Seketika itu raut Anna berubah sendu. "Mahal sekali ...," gerutunya. Ia tak memiliki koin emas sebanyak itu.

"Kau boleh menukarnya dengan dua kendi madu hutan." Sang pedagang menyampaikan penawarannya. Barter memang bukan hal yang aneh pada masa itu. Tak semua orang memiliki keping emas.

"Baiklah, kalau begitu aku akan kembali lagi setelah mengumpulkan madu. Tolong simpan baju ini untukku." Anna tampak kembali riang. Di hutan dekat gubuk Ronald ada sarang lebah yang bisa dipanen. Ia pun berpikir untuk meminta bantuan Bram.

Setelah itu, Susan pun mengajak Anna pergi meninggalkan pasar untuk mengunjungi rumah masa kecilnya yang terletak tak jauh situ. Setelah berjalan sejauh kurang lebih seratus meter, mereka berhenti di depan sebuah rumah kayu. Bangunannya cukup besar dan bertingkat, hanya saja kurang terawat.

Keduanya pun melangkah masuk dan menemukan banyak papan yang sudah lapuk serta beberapa genteng berlubang. Namun anehnya, ruangan di dalam rumah tidak terlalu kotor.

"Aneh ... rasanya ini terlalu bersih untuk sebuah rumah yang sudah lama tak berpenghuni." Susan mengutarakan keheranannya sambil menyeka sebuah bangku kayu.

"Kita bisa tinggal di sini dengan sedikit perbaikan." Anna sama herannya dengan Susan.

Keduanya pun berjalan mengelilingi rumah kosong itu. Susan memilih menaiki tangga kayu dan masuk ke kamarnya dulu. Aura nostalgia seketika merasuki pikirannya. Baju dan bermacam mainan masa kecilnya masih terimpan rapi di dalam sebuah lemari kayu seolah menunggunya untuk kembali.

Susan mengambil sebuah kotak musik lalu memutarnya. Sebuah melodi lembut pun terdengar mengalun memenuhi rumah.

"Banyak sekali mainanmu." Anna yang mengikuti Susan ke dalam kamar tampak terkagum-kagum. Masa kecil Anna memang kurang beruntung jika dibandingkan Susan yang memiliki ayah seorang pedagang.

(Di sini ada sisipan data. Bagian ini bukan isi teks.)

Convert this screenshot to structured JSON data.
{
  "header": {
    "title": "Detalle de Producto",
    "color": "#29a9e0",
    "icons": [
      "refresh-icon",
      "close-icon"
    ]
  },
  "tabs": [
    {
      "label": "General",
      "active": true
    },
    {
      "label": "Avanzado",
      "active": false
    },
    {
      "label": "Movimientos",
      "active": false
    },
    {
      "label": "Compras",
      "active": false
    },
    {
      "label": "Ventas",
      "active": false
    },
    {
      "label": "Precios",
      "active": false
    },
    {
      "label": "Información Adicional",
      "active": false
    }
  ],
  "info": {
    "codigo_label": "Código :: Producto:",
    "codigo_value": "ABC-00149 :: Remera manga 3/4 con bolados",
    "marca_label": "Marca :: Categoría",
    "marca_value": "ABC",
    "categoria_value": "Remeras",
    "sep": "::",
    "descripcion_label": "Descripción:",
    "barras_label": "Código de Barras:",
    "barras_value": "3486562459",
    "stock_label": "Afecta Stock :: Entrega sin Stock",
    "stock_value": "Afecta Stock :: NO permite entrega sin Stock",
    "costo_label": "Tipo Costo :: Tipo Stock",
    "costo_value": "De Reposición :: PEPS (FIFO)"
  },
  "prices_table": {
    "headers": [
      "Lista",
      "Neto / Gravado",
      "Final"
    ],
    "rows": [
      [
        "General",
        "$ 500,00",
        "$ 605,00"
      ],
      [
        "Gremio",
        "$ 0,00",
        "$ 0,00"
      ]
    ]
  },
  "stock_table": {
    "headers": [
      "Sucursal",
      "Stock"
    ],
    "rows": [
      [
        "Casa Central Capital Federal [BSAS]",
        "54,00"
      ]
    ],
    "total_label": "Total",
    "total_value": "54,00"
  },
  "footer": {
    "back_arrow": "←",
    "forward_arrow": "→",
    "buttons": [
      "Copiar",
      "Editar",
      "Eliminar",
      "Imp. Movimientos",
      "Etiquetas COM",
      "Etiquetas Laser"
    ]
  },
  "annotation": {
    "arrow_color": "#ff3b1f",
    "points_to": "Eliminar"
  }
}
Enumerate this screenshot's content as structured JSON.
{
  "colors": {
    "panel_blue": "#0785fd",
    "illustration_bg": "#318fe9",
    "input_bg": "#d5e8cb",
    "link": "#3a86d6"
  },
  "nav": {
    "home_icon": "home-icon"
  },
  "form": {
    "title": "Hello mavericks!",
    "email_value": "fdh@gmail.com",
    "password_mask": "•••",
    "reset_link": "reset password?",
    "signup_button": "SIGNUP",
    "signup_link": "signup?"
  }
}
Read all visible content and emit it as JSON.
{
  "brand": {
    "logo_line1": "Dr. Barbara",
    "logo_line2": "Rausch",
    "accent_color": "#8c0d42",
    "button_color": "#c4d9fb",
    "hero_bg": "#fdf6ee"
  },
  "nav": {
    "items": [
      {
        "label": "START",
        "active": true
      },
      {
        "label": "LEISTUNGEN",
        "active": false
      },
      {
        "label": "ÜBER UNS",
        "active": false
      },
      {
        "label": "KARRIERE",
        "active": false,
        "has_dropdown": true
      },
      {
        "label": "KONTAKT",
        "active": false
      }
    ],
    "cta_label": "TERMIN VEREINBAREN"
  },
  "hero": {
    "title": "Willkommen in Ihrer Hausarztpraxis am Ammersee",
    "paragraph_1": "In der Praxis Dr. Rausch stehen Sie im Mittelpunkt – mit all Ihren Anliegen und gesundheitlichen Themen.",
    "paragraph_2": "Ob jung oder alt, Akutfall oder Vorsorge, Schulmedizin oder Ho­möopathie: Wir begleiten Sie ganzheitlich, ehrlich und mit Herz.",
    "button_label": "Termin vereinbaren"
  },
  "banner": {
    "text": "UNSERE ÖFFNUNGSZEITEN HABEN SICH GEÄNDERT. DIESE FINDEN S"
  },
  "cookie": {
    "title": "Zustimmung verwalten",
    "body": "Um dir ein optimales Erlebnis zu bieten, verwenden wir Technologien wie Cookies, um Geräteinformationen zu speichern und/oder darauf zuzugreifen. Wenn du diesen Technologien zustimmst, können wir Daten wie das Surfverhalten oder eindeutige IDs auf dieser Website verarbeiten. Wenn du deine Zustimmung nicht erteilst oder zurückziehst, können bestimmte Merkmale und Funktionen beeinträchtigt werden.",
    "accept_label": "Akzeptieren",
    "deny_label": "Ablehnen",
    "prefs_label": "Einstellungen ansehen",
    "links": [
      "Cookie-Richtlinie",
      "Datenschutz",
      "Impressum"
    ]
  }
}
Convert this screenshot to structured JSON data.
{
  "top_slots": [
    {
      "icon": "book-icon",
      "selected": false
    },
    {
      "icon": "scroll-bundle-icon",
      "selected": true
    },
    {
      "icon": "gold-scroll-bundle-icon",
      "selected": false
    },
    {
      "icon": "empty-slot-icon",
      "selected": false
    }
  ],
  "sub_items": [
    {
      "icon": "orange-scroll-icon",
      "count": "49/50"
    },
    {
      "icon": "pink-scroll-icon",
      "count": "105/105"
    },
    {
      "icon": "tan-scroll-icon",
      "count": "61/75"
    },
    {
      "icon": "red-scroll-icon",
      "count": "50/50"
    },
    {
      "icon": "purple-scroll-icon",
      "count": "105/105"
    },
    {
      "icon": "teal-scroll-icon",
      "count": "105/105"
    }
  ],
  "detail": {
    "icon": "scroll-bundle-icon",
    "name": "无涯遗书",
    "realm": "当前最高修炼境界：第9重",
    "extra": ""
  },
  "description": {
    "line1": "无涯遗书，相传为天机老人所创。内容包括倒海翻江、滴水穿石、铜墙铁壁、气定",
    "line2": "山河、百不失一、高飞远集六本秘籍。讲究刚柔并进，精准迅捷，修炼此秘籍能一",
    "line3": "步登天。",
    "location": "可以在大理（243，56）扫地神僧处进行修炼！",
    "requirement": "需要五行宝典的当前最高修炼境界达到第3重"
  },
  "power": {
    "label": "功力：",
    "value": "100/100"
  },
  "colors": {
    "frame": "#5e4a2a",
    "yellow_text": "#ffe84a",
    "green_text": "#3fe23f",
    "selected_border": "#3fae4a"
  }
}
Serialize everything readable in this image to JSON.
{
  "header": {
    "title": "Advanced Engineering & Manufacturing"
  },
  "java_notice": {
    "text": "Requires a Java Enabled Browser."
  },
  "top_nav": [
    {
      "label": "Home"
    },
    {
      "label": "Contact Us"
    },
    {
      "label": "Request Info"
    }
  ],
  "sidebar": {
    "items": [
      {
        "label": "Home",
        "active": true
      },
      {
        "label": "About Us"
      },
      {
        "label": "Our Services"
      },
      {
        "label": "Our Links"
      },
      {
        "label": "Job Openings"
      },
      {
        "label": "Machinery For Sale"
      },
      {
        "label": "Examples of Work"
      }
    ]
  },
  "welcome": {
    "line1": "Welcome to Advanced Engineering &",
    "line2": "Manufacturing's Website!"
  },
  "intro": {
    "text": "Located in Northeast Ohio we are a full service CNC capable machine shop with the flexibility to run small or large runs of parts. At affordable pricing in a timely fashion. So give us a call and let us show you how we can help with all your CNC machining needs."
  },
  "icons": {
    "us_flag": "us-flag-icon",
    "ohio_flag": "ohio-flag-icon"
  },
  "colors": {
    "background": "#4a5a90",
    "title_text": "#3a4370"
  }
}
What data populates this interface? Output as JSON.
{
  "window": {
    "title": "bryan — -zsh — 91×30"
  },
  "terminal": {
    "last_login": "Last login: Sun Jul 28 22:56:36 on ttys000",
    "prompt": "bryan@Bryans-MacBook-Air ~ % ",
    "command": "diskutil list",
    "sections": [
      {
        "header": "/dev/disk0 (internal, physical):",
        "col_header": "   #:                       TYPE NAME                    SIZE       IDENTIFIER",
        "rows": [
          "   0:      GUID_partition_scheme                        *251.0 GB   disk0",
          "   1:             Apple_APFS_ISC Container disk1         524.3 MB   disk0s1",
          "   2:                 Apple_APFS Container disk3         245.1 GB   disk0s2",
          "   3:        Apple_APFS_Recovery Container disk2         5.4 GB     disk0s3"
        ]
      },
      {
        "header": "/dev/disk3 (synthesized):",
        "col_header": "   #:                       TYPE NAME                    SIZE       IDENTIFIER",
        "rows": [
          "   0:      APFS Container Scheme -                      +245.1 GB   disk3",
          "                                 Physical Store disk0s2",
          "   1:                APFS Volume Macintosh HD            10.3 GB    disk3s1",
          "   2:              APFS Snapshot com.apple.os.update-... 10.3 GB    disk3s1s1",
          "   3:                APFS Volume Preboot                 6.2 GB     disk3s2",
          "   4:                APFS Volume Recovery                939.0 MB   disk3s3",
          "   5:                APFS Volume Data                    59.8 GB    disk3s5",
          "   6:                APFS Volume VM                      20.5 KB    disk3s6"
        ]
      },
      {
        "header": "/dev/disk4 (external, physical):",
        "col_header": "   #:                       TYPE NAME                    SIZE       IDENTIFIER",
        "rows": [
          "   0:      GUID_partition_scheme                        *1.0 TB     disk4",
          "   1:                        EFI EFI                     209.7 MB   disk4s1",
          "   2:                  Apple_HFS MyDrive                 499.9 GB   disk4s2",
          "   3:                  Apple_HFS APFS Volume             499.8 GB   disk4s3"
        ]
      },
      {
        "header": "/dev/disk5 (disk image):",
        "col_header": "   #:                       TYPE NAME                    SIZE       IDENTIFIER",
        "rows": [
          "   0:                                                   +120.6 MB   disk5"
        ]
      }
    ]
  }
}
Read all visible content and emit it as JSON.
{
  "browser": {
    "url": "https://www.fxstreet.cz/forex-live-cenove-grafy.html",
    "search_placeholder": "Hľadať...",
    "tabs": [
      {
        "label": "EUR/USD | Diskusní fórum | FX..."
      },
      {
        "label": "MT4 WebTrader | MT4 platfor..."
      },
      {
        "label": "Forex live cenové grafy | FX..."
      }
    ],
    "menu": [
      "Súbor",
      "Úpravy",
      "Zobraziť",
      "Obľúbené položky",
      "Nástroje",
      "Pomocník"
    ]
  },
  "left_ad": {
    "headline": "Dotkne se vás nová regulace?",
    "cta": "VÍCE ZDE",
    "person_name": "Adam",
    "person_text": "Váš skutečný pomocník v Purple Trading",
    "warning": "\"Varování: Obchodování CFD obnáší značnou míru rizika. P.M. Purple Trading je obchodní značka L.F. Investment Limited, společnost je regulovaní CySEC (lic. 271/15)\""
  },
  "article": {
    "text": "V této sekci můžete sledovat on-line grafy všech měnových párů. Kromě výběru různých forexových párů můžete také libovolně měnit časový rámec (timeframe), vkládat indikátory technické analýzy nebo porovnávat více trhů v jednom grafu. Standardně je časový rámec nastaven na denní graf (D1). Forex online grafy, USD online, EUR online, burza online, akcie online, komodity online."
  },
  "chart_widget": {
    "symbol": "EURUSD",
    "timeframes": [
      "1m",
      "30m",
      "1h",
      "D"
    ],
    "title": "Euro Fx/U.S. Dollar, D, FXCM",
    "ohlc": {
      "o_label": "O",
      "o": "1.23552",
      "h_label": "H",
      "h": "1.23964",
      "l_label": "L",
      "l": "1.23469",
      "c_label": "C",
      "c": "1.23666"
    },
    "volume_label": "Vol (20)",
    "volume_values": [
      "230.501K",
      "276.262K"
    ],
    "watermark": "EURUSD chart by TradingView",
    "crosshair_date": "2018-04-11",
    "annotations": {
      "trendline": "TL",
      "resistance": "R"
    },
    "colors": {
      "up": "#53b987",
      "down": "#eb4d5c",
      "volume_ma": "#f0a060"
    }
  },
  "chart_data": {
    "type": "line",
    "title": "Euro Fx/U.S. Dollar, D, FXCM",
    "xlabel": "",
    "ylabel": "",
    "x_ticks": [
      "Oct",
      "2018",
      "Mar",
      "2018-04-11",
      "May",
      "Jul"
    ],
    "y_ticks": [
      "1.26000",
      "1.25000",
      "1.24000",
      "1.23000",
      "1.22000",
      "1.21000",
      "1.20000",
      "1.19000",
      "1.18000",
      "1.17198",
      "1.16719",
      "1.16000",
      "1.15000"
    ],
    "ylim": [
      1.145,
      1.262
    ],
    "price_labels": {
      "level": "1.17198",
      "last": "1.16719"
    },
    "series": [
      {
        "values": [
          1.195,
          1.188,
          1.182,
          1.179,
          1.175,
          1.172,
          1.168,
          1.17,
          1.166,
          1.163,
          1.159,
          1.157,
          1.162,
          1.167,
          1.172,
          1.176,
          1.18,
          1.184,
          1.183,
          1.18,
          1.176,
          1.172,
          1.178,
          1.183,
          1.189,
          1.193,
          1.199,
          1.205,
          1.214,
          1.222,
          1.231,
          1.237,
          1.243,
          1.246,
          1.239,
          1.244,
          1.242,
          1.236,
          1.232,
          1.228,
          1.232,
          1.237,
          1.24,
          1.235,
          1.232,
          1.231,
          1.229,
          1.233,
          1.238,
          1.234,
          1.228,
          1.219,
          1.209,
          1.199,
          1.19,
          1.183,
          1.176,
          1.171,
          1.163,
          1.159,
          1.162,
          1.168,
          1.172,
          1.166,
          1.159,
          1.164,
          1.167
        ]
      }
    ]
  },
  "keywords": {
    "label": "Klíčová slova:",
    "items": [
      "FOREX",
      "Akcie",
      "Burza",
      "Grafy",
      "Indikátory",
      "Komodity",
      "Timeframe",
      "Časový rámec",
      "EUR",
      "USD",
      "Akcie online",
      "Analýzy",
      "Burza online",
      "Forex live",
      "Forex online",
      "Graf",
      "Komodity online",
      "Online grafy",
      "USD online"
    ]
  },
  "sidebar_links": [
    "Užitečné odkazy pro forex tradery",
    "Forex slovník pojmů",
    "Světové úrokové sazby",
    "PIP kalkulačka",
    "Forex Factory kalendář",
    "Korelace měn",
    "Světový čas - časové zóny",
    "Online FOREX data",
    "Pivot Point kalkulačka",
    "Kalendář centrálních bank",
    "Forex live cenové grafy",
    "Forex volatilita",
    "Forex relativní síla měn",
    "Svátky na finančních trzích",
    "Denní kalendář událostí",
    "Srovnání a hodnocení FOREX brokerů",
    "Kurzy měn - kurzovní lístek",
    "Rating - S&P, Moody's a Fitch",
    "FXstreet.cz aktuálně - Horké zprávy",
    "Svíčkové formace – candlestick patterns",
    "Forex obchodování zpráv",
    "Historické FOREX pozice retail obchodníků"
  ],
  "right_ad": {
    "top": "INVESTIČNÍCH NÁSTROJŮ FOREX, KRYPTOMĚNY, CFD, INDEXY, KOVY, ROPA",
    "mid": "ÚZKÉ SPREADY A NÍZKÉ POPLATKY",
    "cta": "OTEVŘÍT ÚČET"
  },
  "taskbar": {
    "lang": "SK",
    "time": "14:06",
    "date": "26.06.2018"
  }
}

"Ya, dulu ayahku memang orang yang berkecukupan. Seandainya saja ia masih ada bersamaku." Susan memandangi sebuah boneka kayu kesayangannya dulu.

Ketika kedua gadis itu masih sibuk mencermati seisi kamar, tiba-tiba terdengar suara pintu depan berderak terbuka. Anna dan Susan bergegas keluar untuk melihat siapa yang datang. Keduanya pun melongokkan kepala dari balkon lantai dua.

Namun aneh, tak ada siapa pun di sana. Pintu itu bergerak terbuka dan tertutup dengan sendirinya. Seketika itu, Susan merasakan bulu kuduknya meremang melihat kejanggalan yang terjadi tepat di hadapannya.